べし酒

FEAST -狂宴-のべし酒のレビュー・感想・評価

FEAST -狂宴-(2022年製作の映画)
2.5
事故で一家の大黒柱を失ってしまった被害者遺族を、レストランを経営する加害者家族が使用人として雇い入れると。この粗筋とタイトル「狂宴」からは確実にエクストリームな内容を想像するじゃないですか。もう180度正反対の作品でしたね(笑)
まあなんとなく大まかなテーマは宗教的赦しなのかなと。

雇われた被害者遺族を代表する奥さんは加害者家族に対して、ラストは殆ど感謝といっていい思いを抱いている様に描写されることに衝撃。
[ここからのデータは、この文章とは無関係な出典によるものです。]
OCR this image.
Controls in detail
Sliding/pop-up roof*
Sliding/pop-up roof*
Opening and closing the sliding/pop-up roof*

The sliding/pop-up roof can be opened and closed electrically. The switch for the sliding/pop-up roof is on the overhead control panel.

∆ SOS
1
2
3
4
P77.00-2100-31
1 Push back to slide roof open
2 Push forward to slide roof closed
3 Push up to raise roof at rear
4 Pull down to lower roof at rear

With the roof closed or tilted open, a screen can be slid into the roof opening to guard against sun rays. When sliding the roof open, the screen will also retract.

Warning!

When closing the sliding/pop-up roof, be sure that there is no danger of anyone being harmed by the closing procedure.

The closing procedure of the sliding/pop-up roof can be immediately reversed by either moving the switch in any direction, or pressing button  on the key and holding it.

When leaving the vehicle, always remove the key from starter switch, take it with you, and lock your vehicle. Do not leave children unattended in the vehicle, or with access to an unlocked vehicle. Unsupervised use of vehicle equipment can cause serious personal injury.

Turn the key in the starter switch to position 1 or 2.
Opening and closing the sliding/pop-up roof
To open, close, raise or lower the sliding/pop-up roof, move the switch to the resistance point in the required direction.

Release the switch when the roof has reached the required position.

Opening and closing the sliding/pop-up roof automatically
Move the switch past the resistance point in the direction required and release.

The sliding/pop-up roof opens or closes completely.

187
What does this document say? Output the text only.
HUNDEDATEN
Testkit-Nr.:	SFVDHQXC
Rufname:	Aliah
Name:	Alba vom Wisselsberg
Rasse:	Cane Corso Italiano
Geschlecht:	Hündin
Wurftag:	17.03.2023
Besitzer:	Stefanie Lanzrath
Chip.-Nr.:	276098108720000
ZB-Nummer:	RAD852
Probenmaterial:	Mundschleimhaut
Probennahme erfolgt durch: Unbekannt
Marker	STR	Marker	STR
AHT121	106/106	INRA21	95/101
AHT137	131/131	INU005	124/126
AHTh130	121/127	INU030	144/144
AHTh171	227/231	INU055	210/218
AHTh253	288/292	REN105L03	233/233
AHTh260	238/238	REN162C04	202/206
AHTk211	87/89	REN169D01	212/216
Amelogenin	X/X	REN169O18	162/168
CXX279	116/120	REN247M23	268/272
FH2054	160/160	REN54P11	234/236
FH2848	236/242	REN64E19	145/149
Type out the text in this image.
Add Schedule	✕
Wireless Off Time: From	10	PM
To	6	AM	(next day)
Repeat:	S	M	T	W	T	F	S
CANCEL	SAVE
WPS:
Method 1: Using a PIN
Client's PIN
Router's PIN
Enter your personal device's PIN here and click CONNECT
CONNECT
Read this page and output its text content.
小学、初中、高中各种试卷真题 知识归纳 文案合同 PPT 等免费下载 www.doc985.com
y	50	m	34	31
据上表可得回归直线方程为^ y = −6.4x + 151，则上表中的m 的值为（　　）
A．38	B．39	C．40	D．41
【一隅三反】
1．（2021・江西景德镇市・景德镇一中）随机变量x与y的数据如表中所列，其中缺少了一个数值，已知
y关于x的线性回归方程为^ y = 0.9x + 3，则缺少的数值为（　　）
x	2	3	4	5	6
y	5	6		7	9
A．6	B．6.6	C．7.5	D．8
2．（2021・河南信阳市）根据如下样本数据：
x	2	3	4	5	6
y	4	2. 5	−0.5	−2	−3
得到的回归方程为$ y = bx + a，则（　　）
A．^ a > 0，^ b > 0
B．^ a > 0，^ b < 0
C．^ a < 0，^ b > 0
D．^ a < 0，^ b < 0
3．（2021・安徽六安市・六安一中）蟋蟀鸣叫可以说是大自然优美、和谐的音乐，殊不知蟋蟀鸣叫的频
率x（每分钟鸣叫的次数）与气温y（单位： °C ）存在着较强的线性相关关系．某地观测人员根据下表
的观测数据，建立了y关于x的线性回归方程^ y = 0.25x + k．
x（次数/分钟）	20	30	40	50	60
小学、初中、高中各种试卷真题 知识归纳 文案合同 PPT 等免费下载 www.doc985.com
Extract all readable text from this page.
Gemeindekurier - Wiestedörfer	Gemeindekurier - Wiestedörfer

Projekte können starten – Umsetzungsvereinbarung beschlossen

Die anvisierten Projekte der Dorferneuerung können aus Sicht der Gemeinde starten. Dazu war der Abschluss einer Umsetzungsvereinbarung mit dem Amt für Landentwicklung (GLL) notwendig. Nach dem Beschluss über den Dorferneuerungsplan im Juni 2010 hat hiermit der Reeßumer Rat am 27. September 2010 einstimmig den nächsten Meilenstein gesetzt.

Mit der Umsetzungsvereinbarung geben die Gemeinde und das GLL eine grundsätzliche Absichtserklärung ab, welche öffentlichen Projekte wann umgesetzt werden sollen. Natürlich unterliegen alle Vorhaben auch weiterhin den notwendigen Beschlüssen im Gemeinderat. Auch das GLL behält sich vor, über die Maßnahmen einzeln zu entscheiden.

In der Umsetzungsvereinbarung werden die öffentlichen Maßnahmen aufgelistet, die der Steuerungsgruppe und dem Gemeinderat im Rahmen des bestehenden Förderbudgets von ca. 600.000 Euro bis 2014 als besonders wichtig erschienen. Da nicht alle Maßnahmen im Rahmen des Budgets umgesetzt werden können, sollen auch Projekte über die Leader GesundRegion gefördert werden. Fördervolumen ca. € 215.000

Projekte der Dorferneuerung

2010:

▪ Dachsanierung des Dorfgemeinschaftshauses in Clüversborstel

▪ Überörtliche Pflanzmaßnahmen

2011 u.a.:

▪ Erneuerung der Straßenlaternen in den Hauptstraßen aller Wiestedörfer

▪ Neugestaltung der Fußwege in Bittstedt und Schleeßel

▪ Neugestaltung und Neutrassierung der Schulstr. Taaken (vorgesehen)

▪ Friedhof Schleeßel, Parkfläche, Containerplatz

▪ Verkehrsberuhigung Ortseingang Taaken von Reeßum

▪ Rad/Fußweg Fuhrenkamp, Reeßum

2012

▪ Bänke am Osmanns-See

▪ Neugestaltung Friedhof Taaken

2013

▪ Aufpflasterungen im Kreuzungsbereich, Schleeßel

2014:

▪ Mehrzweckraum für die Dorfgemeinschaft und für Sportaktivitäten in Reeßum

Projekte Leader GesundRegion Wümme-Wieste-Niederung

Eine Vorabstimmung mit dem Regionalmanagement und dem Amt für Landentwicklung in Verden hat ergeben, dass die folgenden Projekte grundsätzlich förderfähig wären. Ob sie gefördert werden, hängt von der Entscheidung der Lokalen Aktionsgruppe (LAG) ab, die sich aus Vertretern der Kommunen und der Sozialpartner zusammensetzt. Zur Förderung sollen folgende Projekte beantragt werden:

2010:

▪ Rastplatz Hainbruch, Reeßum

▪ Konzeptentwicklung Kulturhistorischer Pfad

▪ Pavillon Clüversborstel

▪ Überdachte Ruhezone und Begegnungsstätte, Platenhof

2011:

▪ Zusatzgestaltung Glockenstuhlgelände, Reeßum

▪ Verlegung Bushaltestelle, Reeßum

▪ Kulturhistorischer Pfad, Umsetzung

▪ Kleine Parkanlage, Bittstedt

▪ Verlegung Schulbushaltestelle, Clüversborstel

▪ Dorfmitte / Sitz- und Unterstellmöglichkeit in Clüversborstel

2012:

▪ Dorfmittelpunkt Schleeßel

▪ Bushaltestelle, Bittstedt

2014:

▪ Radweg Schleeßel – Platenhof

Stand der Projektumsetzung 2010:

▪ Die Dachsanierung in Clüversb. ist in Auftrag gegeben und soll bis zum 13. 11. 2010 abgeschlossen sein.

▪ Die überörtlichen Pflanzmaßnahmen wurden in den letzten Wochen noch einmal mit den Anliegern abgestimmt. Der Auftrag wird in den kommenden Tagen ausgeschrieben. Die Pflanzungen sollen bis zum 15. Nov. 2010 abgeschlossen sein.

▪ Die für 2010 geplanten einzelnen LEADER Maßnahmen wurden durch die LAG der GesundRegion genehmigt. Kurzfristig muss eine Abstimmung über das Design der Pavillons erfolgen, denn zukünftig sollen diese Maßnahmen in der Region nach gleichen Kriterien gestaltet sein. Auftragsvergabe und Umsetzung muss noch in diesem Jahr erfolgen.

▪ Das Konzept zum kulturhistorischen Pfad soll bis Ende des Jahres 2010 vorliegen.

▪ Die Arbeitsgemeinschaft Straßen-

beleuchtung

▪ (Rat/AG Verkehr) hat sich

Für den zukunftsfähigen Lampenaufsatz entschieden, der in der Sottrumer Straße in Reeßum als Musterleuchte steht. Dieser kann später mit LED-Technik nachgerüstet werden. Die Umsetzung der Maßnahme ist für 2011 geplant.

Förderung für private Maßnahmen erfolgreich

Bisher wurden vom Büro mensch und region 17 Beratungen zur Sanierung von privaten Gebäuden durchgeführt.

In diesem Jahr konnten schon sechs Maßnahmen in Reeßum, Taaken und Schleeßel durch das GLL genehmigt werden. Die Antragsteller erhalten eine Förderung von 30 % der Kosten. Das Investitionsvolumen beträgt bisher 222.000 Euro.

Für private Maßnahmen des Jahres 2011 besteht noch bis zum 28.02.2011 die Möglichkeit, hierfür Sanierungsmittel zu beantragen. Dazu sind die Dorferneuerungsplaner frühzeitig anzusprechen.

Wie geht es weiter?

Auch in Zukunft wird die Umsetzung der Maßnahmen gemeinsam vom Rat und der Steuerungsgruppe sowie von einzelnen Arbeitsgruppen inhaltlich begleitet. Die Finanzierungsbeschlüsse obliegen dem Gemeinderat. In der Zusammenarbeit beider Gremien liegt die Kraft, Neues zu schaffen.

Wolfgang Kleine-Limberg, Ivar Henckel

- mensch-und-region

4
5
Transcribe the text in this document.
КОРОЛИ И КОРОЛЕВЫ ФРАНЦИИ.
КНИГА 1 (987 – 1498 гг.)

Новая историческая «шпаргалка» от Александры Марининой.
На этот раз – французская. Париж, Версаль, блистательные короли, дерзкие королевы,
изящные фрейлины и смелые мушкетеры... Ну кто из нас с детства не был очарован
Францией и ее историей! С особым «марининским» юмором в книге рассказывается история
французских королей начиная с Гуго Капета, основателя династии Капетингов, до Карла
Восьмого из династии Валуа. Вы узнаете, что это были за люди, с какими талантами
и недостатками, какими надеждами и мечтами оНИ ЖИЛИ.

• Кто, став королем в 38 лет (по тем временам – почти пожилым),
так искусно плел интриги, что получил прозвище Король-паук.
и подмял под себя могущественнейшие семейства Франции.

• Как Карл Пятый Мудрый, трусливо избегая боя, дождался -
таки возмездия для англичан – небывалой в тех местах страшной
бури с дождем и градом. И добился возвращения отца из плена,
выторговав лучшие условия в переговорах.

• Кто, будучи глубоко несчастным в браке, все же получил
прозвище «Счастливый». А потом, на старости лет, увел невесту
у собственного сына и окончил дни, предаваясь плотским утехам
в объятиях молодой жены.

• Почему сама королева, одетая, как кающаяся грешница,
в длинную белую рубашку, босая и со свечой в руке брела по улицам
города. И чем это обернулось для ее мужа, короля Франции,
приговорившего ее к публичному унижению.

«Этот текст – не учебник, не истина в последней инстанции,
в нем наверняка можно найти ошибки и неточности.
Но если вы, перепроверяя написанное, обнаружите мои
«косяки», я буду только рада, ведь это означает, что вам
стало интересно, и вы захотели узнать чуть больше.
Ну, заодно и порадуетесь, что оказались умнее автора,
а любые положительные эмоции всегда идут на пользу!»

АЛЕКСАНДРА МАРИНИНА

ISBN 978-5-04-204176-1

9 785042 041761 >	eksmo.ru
恐らくだけど、加害者家族個人個人に触れて家族に対する愛情深さを知り、息子が抱える家族と一緒に過ごせない辛さも知り、自らに重ね合わせて共感したのかなと考えてそこは取り敢えず受容。

映画的葛藤としては実は事故の時に車を運転していた息子が被害者に謝りたいという気持ちをずっと抱えているという所が肝なんだろうけど。
息子が教会に行って懺悔の後に被害者奥さんに自分が犯人ですよと告白してしまうのは加害者側の気持ちとしては心地良く昇華しても、被害者側にとっては今更の告白を受けて「ふざけるな!」という話なのかと思いきや実はここがメインテーマ的であるというね。

そもそも事故を起こした後に被害者を放置して逃亡し弁護士に「自首した方がいいよ」と言われたのに出来れば起訴されたくないとか言って逃げる気満々だし、そのくせ治療代を実名で払い込むとかは作品的整合性もメチャクチャなんだけど…。

諸々飲み込んだとしてのラストの宴。一家の長が服役から戻ってきてめでたさ全開の加害者家族の様子に同調して喜びを見せる被害者遺族は話として受容するけど、共に食すのかと思えばあくまで給仕する側のままなのは流石に疑問符。フィリピンが現在どんな社会なのかよく知らないんだけど、そういった社会的格差に対しての問題意識はないのかなと。
更にかなり宗教に支配されているのかそれともたまたま今作は宗教色が強かったのかなとか。

まあ宗教的には一見良さげな話に見えないこともないとしてその実、社会格差に対する批判要素ゼロが現れているのがタイトルの「狂」という話であるなら笑えるんだけどね。